Here, then, games has a distinct advantage. The digital customer base is fragmented. Consumers are perfectly happy to buy from Steam one moment, XBLA the next. Initially it would seem that this makes the consumer even more difficult to track, and that is true to a certain extent. However, it also raises the possibility of owning the transaction with your own portal. EA, UbiSoft and Square Enix have already jumped in – others will surely follow.

These big games companies have loyal brand (and sometimes fanatical) followings – making leveraging the community for both research and marketing a little easier. It’s something we need to address in publishing. Some have started, but we’re nowhere near the scale we need to be to start understanding as much as Amazon does about our own readers.

Back in games, we’ve also started to see the advent of the AAA F2P titles. Many see this as the future of the console business, but at the moment, companies like Meteor are running high-spec , micro-transaction led titles on PC clients – with their own community. (The irony here is that Amazon actually runs the back-end servers for Meteor’s Hawken, so they are in the game,  just not in the distribution side right now).

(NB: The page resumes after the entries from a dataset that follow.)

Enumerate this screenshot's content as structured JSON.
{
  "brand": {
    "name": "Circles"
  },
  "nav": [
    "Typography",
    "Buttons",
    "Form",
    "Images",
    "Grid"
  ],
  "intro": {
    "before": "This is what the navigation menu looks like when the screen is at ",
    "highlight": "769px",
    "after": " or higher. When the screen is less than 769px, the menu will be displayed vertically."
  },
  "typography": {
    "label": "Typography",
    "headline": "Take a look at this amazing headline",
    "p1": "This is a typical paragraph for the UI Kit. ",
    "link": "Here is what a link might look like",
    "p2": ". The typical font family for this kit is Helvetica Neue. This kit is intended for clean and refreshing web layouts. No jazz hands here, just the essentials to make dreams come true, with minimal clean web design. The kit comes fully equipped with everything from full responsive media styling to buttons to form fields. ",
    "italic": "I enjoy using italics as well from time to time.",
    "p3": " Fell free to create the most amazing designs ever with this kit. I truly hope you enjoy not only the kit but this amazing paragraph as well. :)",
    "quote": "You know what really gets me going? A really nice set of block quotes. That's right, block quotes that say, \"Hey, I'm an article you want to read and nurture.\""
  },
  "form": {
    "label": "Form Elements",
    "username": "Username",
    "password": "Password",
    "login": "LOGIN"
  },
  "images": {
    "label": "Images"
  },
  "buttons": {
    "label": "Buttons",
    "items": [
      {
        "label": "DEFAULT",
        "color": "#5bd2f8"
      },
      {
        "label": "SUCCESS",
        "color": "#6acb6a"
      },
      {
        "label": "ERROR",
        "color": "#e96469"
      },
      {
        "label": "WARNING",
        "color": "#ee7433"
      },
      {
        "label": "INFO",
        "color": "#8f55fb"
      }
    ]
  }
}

Building community is the key to direct channel success

The key shift for publishers, then, is taking away a reliance on any retail partner to become a community-centric content publisher. The best way to do this, long-term, is to own the dialogue with your consumer, and maximize the revenue on any sale by cutting out the middleman.

That is the Holy Grail, and is not easy (or cheap) to achieve, and in the meantime, plenty of developers and publishers are making money from a whole range of distribution methods. They’re also building up communities – so even if they aren’t controlling the distribution, they are making the most of their brand equity and leveraging social media savvy brand evangelists to stretch that marketing and PR budget further.

So, with all that in mind, I return to my question of the hour: What lessons can book publishing learn from THQ’s fall from grace?

THQ’s current plight could easily be mirrored by any number of games and book publishers in the very near future. They could still survive, and there are some fantastic people there now, so I truly hope that is the outcome post-22nd January.